理由2 忍耐力やリーダーシップが身に付く
 2つ目は、スポーツ経験によって、忍耐力、リーダーシップ、責任感、社会性などが身に付くと考えられるからです。

 前出のノルウェーの研究は、大規模な行政記録情報(出生届など、行政が日々の業務を通じて記録した情報)を用いて、同じ家庭で育った14万人のきょうだいを比較する研究もしています。遺伝的にも似ており、同じ家庭で育ったきょうだいのうち、片方がスポーツをして、もう片方がしなかったケースで、将来の収入にどれくらい差が出るかを調べたのです(このように、きょうだいや双子を比較する手法を「きょうだい固定効果法」と呼びます)。

 分析の結果、きょうだいのうち、スポーツをしていたほうの年収が、スポーツをしていなかったほうよりも約4%高いことがわかりました。

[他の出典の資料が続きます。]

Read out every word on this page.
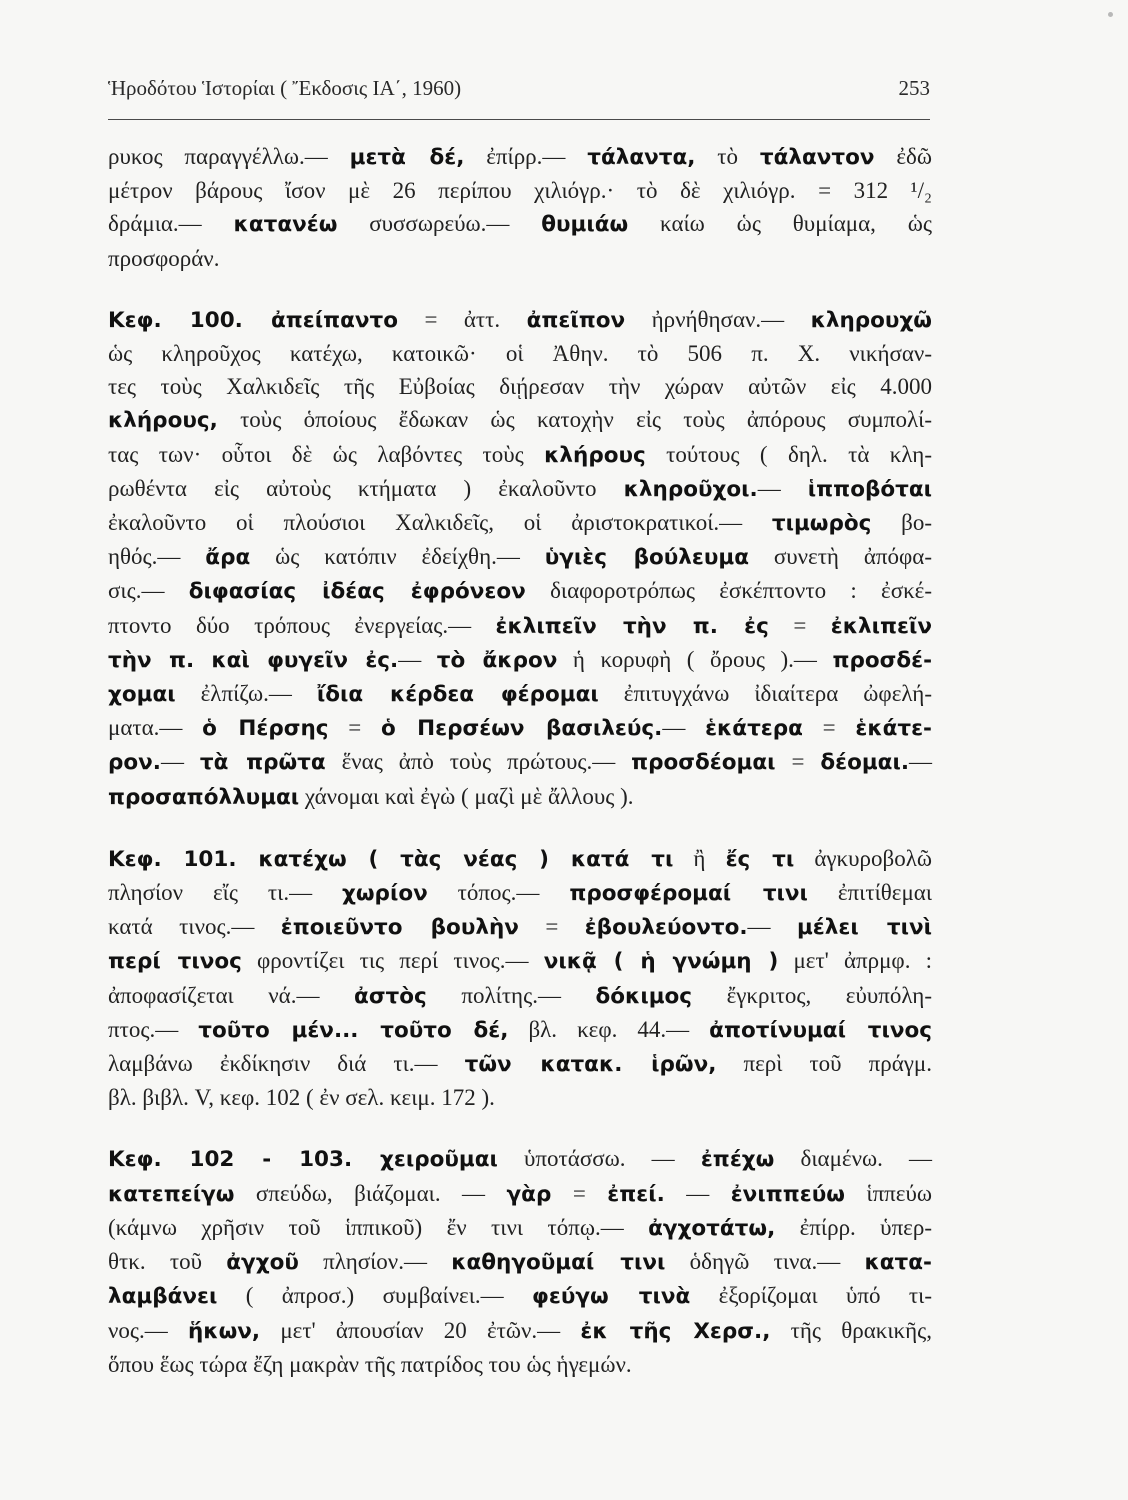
Ἡροδότου Ἱστορίαι ( Ἔκδοσις ΙΑ΄, 1960)	253
ρυκος παραγγέλλω.— μετὰ δέ, ἐπίρρ.— τάλαντα, τὸ τάλαντον ἐδῶ
μέτρον βάρους ἴσον μὲ 26 περίπου χιλιόγρ.· τὸ δὲ χιλιόγρ. = 312 ¹/₂
δράμια.— κατανέω συσσωρεύω.— θυμιάω καίω ὡς θυμίαμα, ὡς
προσφοράν.
Κεφ. 100. ἀπείπαντο = ἀττ. ἀπεῖπον ἠρνήθησαν.— κληρουχῶ
ὡς κληροῦχος κατέχω, κατοικῶ· οἱ Ἀθην. τὸ 506 π. Χ. νικήσαν-
τες τοὺς Χαλκιδεῖς τῆς Εὐβοίας διῄρεσαν τὴν χώραν αὐτῶν εἰς 4.000
κλήρους, τοὺς ὁποίους ἔδωκαν ὡς κατοχὴν εἰς τοὺς ἀπόρους συμπολί-
τας των· οὗτοι δὲ ὡς λαβόντες τοὺς κλήρους τούτους ( δηλ. τὰ κλη-
ρωθέντα εἰς αὐτοὺς κτήματα ) ἐκαλοῦντο κληροῦχοι.— ἱπποβόται
ἐκαλοῦντο οἱ πλούσιοι Χαλκιδεῖς, οἱ ἀριστοκρατικοί.— τιμωρὸς βο-
ηθός.— ἄρα ὡς κατόπιν ἐδείχθη.— ὑγιὲς βούλευμα συνετὴ ἀπόφα-
σις.— διφασίας ἰδέας ἐφρόνεον διαφοροτρόπως ἐσκέπτοντο : ἐσκέ-
πτοντο δύο τρόπους ἐνεργείας.— ἐκλιπεῖν τὴν π. ἐς = ἐκλιπεῖν
τὴν π. καὶ φυγεῖν ἐς.— τὸ ἄκρον ἡ κορυφὴ ( ὄρους ).— προσδέ-
χομαι ἐλπίζω.— ἴδια κέρδεα φέρομαι ἐπιτυγχάνω ἰδιαίτερα ὠφελή-
ματα.— ὁ Πέρσης = ὁ Περσέων βασιλεύς.— ἑκάτερα = ἑκάτε-
ρον.— τὰ πρῶτα ἕνας ἀπὸ τοὺς πρώτους.— προσδέομαι = δέομαι.—
προσαπόλλυμαι χάνομαι καὶ ἐγὼ ( μαζὶ μὲ ἄλλους ).
Κεφ. 101. κατέχω ( τὰς νέας ) κατά τι ἢ ἔς τι ἀγκυροβολῶ
πλησίον εἴς τι.— χωρίον τόπος.— προσφέρομαί τινι ἐπιτίθεμαι
κατά τινος.— ἐποιεῦντο βουλὴν = ἐβουλεύοντο.— μέλει τινὶ
περί τινος φροντίζει τις περί τινος.— νικᾷ ( ἡ γνώμη ) μετ' ἀπρμφ. :
ἀποφασίζεται νά.— ἀστὸς πολίτης.— δόκιμος ἔγκριτος, εὐυπόλη-
πτος.— τοῦτο μέν... τοῦτο δέ, βλ. κεφ. 44.— ἀποτίνυμαί τινος
λαμβάνω ἐκδίκησιν διά τι.— τῶν κατακ. ἱρῶν, περὶ τοῦ πράγμ.
βλ. βιβλ. V, κεφ. 102 ( ἐν σελ. κειμ. 172 ).
Κεφ. 102 - 103. χειροῦμαι ὑποτάσσω. — ἐπέχω διαμένω. —
κατεπείγω σπεύδω, βιάζομαι. — γὰρ = ἐπεί. — ἐνιππεύω ἱππεύω
(κάμνω χρῆσιν τοῦ ἱππικοῦ) ἔν τινι τόπῳ.— ἀγχοτάτω, ἐπίρρ. ὑπερ-
θτκ. τοῦ ἀγχοῦ πλησίον.— καθηγοῦμαί τινι ὁδηγῶ τινα.— κατα-
λαμβάνει ( ἀπροσ.) συμβαίνει.— φεύγω τινὰ ἐξορίζομαι ὑπό τι-
νος.— ἥκων, μετ' ἀπουσίαν 20 ἐτῶν.— ἐκ τῆς Χερσ., τῆς θρακικῆς,
ὅπου ἕως τώρα ἔζη μακρὰν τῆς πατρίδος του ὡς ἡγεμών.
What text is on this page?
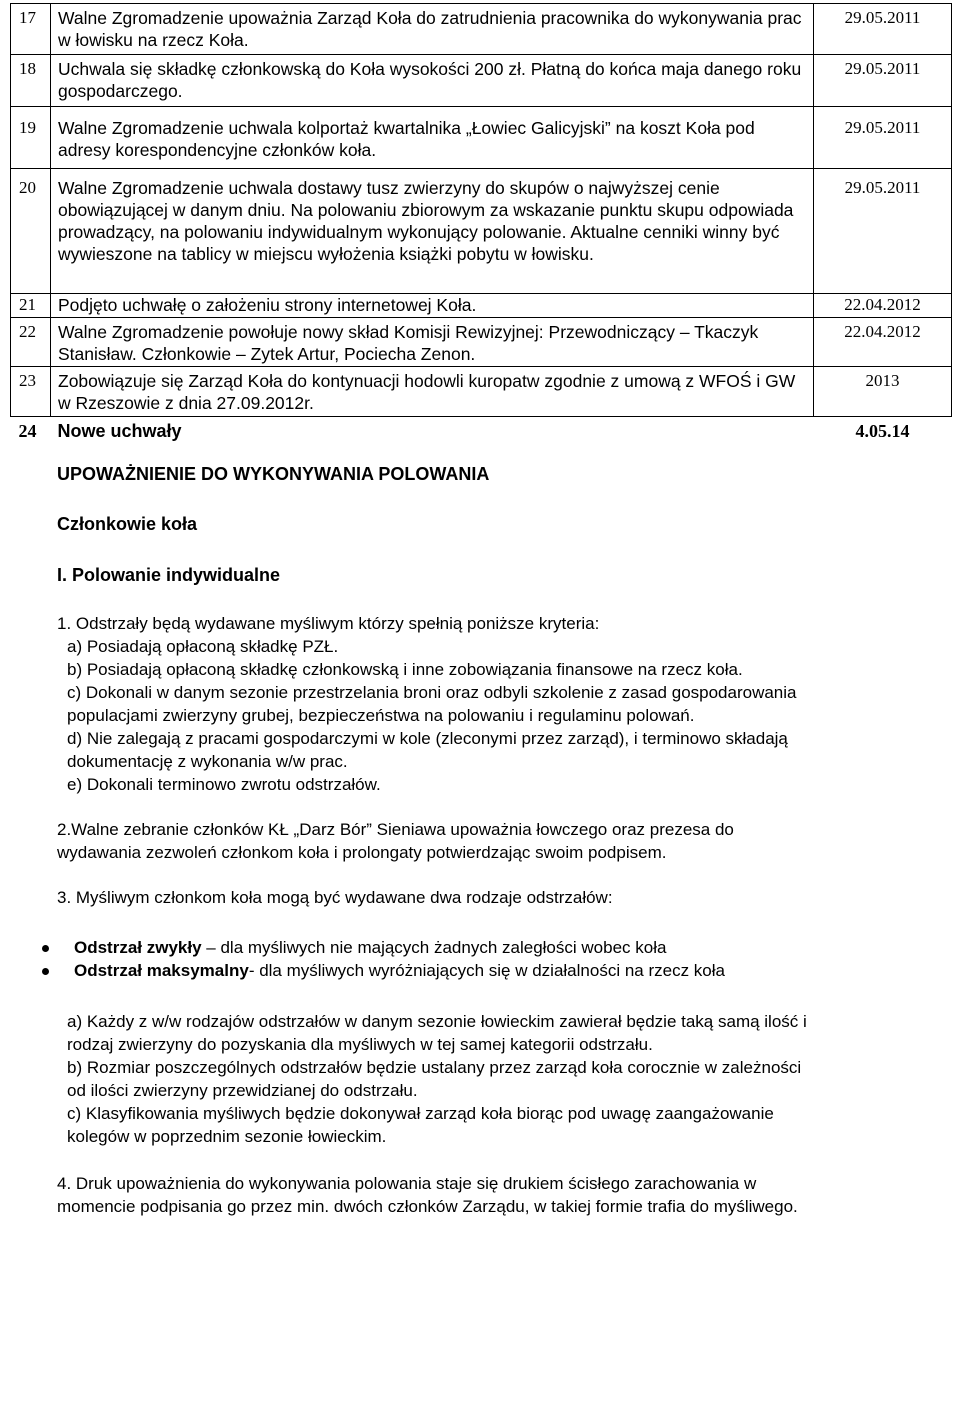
17	Walne Zgromadzenie upoważnia Zarząd Koła do zatrudnienia pracownika do wykonywania prac w łowisku na rzecz Koła.	29.05.2011
18	Uchwala się składkę członkowską do Koła wysokości 200 zł. Płatną do końca maja danego roku gospodarczego.	29.05.2011
19	Walne Zgromadzenie uchwala kolportaż kwartalnika „Łowiec Galicyjski” na koszt Koła pod adresy korespondencyjne członków koła.	29.05.2011
20	Walne Zgromadzenie uchwala dostawy tusz zwierzyny do skupów o najwyższej cenie obowiązującej w danym dniu. Na polowaniu zbiorowym za wskazanie punktu skupu odpowiada prowadzący, na polowaniu indywidualnym wykonujący polowanie. Aktualne cenniki winny być wywieszone na tablicy w miejscu wyłożenia książki pobytu w łowisku.	29.05.2011
21	Podjęto uchwałę o założeniu strony internetowej Koła.	22.04.2012
22	Walne Zgromadzenie powołuje nowy skład Komisji Rewizyjnej: Przewodniczący – Tkaczyk Stanisław. Członkowie – Zytek Artur, Pociecha Zenon.	22.04.2012
23	Zobowiązuje się Zarząd Koła do kontynuacji hodowli kuropatw zgodnie z umową z WFOŚ i GW w Rzeszowie z dnia 27.09.2012r.	2013
24	Nowe uchwały	4.05.14

UPOWAŻNIENIE DO WYKONYWANIA POLOWANIA

Członkowie koła

I. Polowanie indywidualne

1. Odstrzały będą wydawane myśliwym którzy spełnią poniższe kryteria:

a) Posiadają opłaconą składkę PZŁ.

b) Posiadają opłaconą składkę członkowską i inne zobowiązania finansowe na rzecz koła.

c) Dokonali w danym sezonie przestrzelania broni oraz odbyli szkolenie z zasad gospodarowania populacjami zwierzyny grubej, bezpieczeństwa na polowaniu i regulaminu polowań.

d) Nie zalegają z pracami gospodarczymi w kole (zleconymi przez zarząd), i terminowo składają dokumentację z wykonania w/w prac.

e) Dokonali terminowo zwrotu odstrzałów.

2.Walne zebranie członków KŁ „Darz Bór” Sieniawa upoważnia łowczego oraz prezesa do wydawania zezwoleń członkom koła i prolongaty potwierdzając swoim podpisem.

3. Myśliwym członkom koła mogą być wydawane dwa rodzaje odstrzałów:

Odstrzał zwykły – dla myśliwych nie mających żadnych zaległości wobec koła
Odstrzał maksymalny- dla myśliwych wyróżniających się w działalności na rzecz koła

a) Każdy z w/w rodzajów odstrzałów w danym sezonie łowieckim zawierał będzie taką samą ilość i rodzaj zwierzyny do pozyskania dla myśliwych w tej samej kategorii odstrzału.

b) Rozmiar poszczególnych odstrzałów będzie ustalany przez zarząd koła corocznie w zależności od ilości zwierzyny przewidzianej do odstrzału.

c) Klasyfikowania myśliwych będzie dokonywał zarząd koła biorąc pod uwagę zaangażowanie kolegów w poprzednim sezonie łowieckim.

4. Druk upoważnienia do wykonywania polowania staje się drukiem ścisłego zarachowania w momencie podpisania go przez min. dwóch członków Zarządu, w takiej formie trafia do myśliwego.
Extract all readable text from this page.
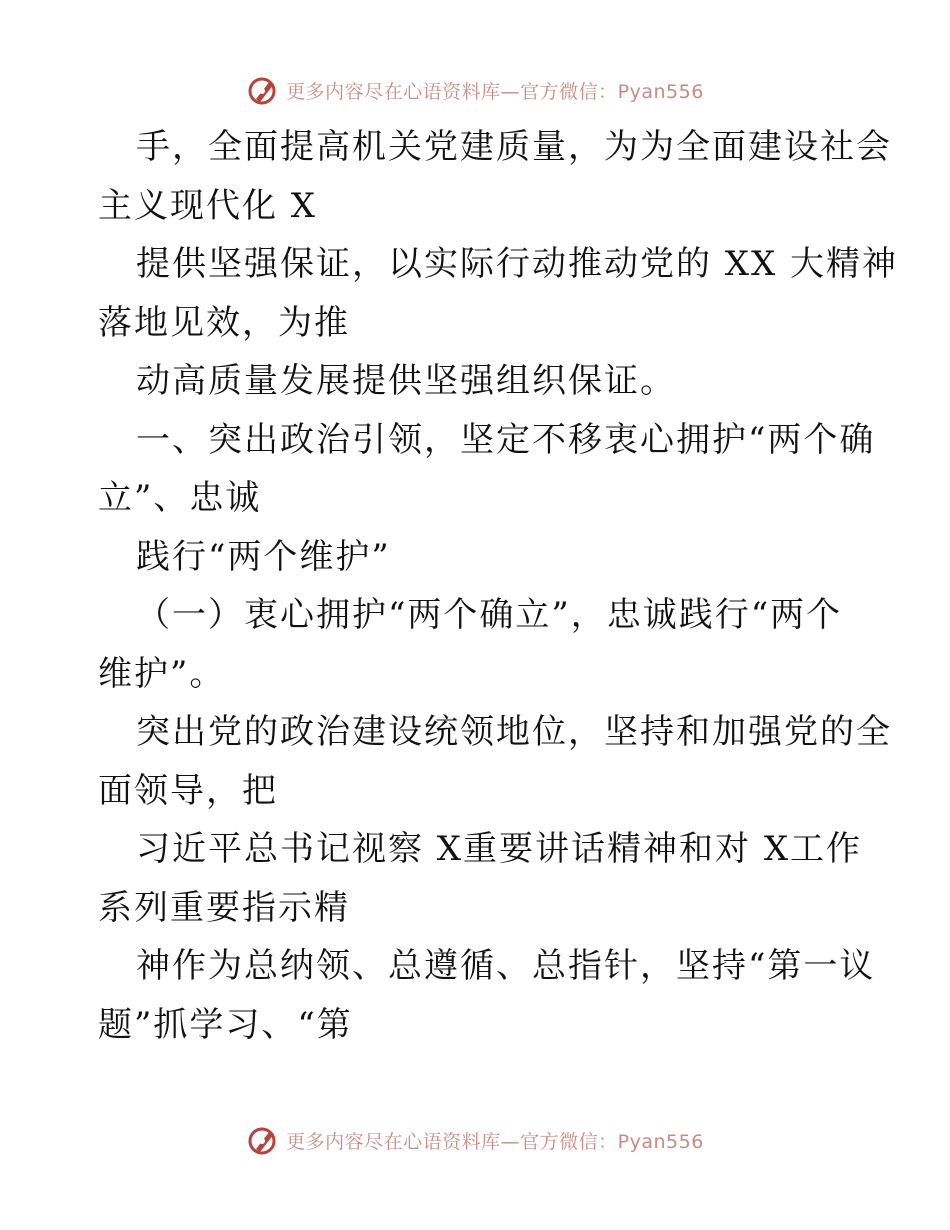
更多内容尽在心语资料库—官方微信：Pyan556
手，全面提高机关党建质量，为为全面建设社会
主义现代化 X
提供坚强保证，以实际行动推动党的 XX 大精神
落地见效，为推
动高质量发展提供坚强组织保证。
一、突出政治引领，坚定不移衷心拥护“两个确
立”、忠诚
践行“两个维护”
（一）衷心拥护“两个确立”，忠诚践行“两个
维护”。
突出党的政治建设统领地位，坚持和加强党的全
面领导，把
习近平总书记视察 X重要讲话精神和对 X工作
系列重要指示精
神作为总纳领、总遵循、总指针，坚持“第一议
题”抓学习、“第
更多内容尽在心语资料库—官方微信：Pyan556
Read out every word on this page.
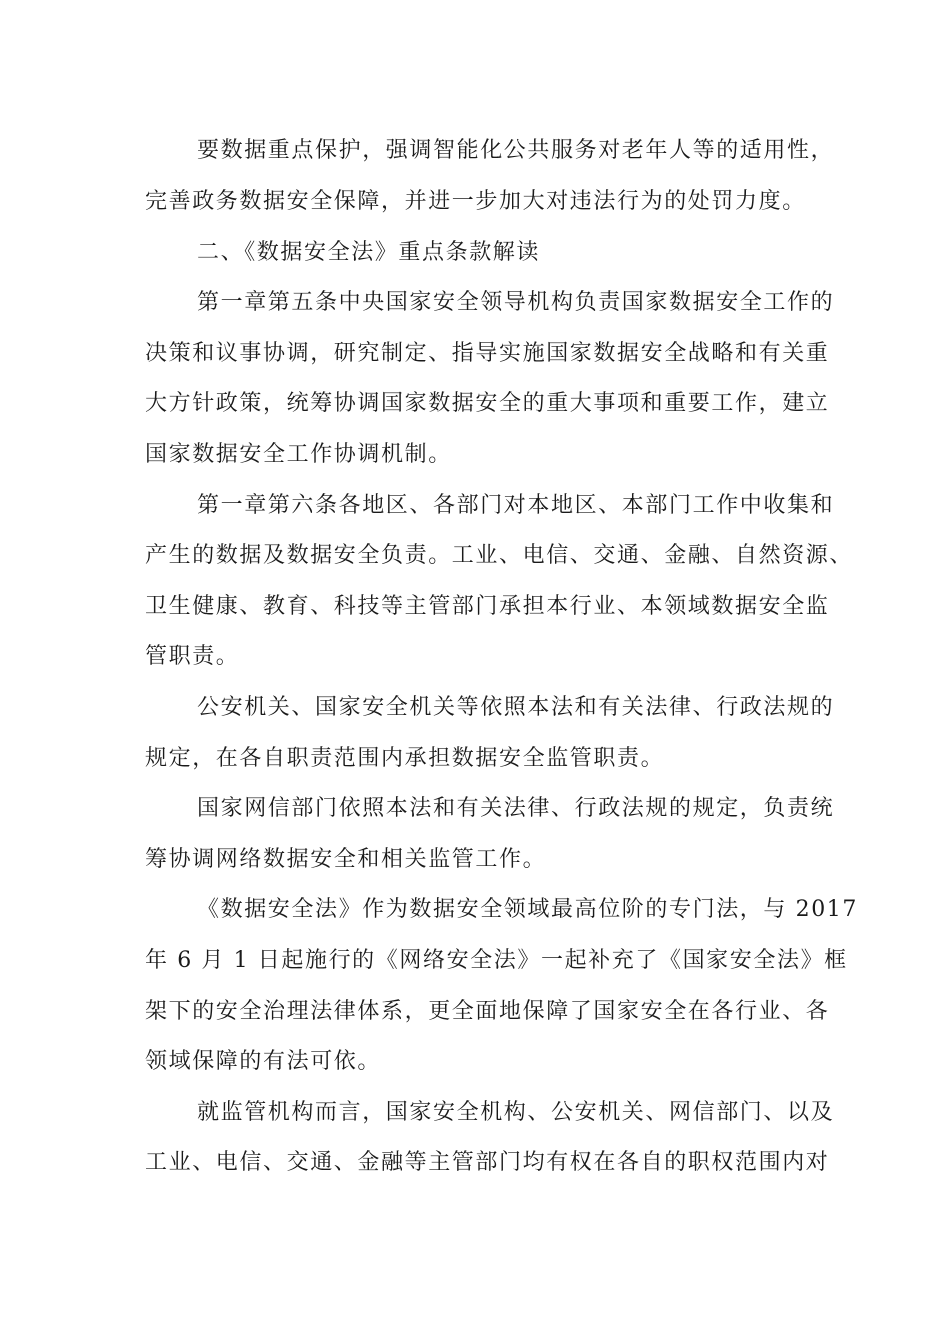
要数据重点保护，强调智能化公共服务对老年人等的适用性，
完善政务数据安全保障，并进一步加大对违法行为的处罚力度。
二、《数据安全法》重点条款解读
第一章第五条中央国家安全领导机构负责国家数据安全工作的
决策和议事协调，研究制定、指导实施国家数据安全战略和有关重
大方针政策，统筹协调国家数据安全的重大事项和重要工作，建立
国家数据安全工作协调机制。
第一章第六条各地区、各部门对本地区、本部门工作中收集和
产生的数据及数据安全负责。工业、电信、交通、金融、自然资源、
卫生健康、教育、科技等主管部门承担本行业、本领域数据安全监
管职责。
公安机关、国家安全机关等依照本法和有关法律、行政法规的
规定，在各自职责范围内承担数据安全监管职责。
国家网信部门依照本法和有关法律、行政法规的规定，负责统
筹协调网络数据安全和相关监管工作。
《数据安全法》作为数据安全领域最高位阶的专门法，与 2017
年 6 月 1 日起施行的《网络安全法》一起补充了《国家安全法》框
架下的安全治理法律体系，更全面地保障了国家安全在各行业、各
领域保障的有法可依。
就监管机构而言，国家安全机构、公安机关、网信部门、以及
工业、电信、交通、金融等主管部门均有权在各自的职权范围内对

 このように、スポーツ経験があることによる賃金の上乗せ分を、スポーツの「賃金プレミアム」と言います。そして、この賃金プレミアムのほとんどが、きょうだいのうちスポーツをしていたほうの忍耐力、リーダーシップ、責任感、社会性などの「非認知能力」が高いことによるものだとわかったのです(*3)。

参考文献
*1 Barron, J. M., Ewing, B. T., & Waddell, G. R. (2000). The effects of high school athletic participation on education and labor market outcomes. Review of Economics and Statistics, 82(3), 409-421.
*2 Ewing, B. T. (2007). The labor market effects of high school athletic participation: Evidence from wage and fringe benefit differentials. Journal of Sports Economics, 8(3), 255-265.
*3 Rooth, D. O. (2011). Work out or out of workーThe labor market return to physical fitness and leisure sports activities. Labour Economics, 18(3), 399-409.